31
August
2015
|
03:46 PM
America/New_York

University’s partnership with state of Ohio saves millions in data center costs

The Ohio State University is saving time and money by partnering with the state to address a data center need, increasing security and reliability for campus technology users in time for the new academic year.

“This innovative partnership with the state allows Ohio State to save millions in construction and operational costs,” said Ohio State President Michael V. Drake. “It represents our deep commitment to greater efficiencies and doing everything we can to
hold down costs for our students and their families.”

IT experts at Gartner Inc., a Connecticut-based information technology research and advisory company, note that data center outsourcing has been on the rise over the past several years.

Ohio State is leveraging this trend to increase IT capacity requirements and to access new technologies. Last summer, Ohio State and the state of Ohio agreed on a partnership at the State of Ohio Computing Center (SOCC) facility, providing important operating revenues for the state and saving the university tens of millions of dollars in estimated construction costs.

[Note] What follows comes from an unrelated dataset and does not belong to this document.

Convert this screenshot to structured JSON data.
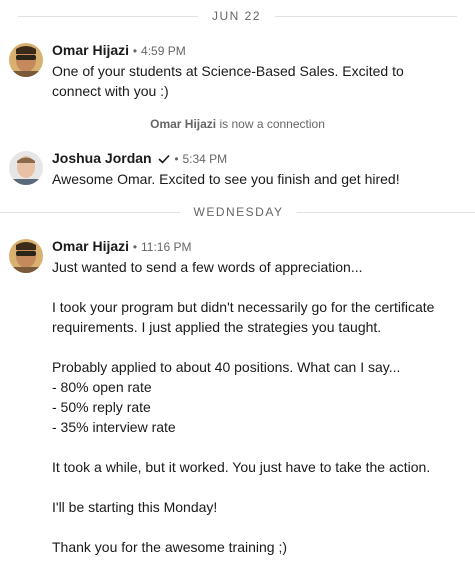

“Traditionally we would have built the data center ourselves, but that’s no longer the most efficient solution,” said CIO Mike Hofherr. “We need to keep a tight control on our data, and this partnership allows us to do that. We are leasing space and infrastructure from the state, but have retained control over our platforms, architecture and security.”

The new, cost-effective partnership is one of many efforts to keep overhead low, which allows the university to ultimately improve access to higher education by keeping it affordable. Controlling costs is in keeping with Ohio State’s comprehensive freeze this academic year of in-state tuition, room and board charges, and undergraduate program, course and learning fees.

“Technology is a critical element of the campus experience, both in and outside of the classroom. It’s an area where we cannot compromise,” said Hofherr. “We need to keep growing and upgrading our technology, which means finding a smarter approach. We’re always looking for new ways to give students, faculty and staff access to better technology every year.”

Moving the data center to the SOCC is not only cost-effective, but also more expedient, enabling Ohio State to move in less than 12 months – a task completed just last month. By outsourcing instead of building, Ohio State not only saves in one-time construction costs of more than $40 million but also reduced ongoing operational costs by over $1 million.

“The university didn’t have the infrastructure to expand the data center in its current location and it didn’t have the space,” said Spencer Wood, COO/deputy state CIO for the state of Ohio. “The SOCC facility was an ideal site to allow Ohio State to expand and upgrade quickly and cost-effectively. Moreover, this partnership is well aligned with the state’s desire to work collaboratively, with the shared purpose of making our colleges more competitive.”

SOCC was designed to solve the major electrical, mechanical and security problems common to the operation of all large data centers. The facility also provides maximum security, climate control and fully redundant electrical and mechanical support systems. For example, it offers full uninterruptable power service (UPS) for all systems. This eliminates power inconsistencies and outages, which helps reduce hardware failures.

Ohio State’s SOCC move included 550 virtual machines and 350 physical machines supporting ERP, learning management, email and other critical systems; over a dozen colocation customers; and more than 550 terabytes of data. At the completion, Ohio State realized a 40 percent reduction in racks and more than a 50 percent reduction in sustainable costs, saving valuable resources for the university and the state of Ohio.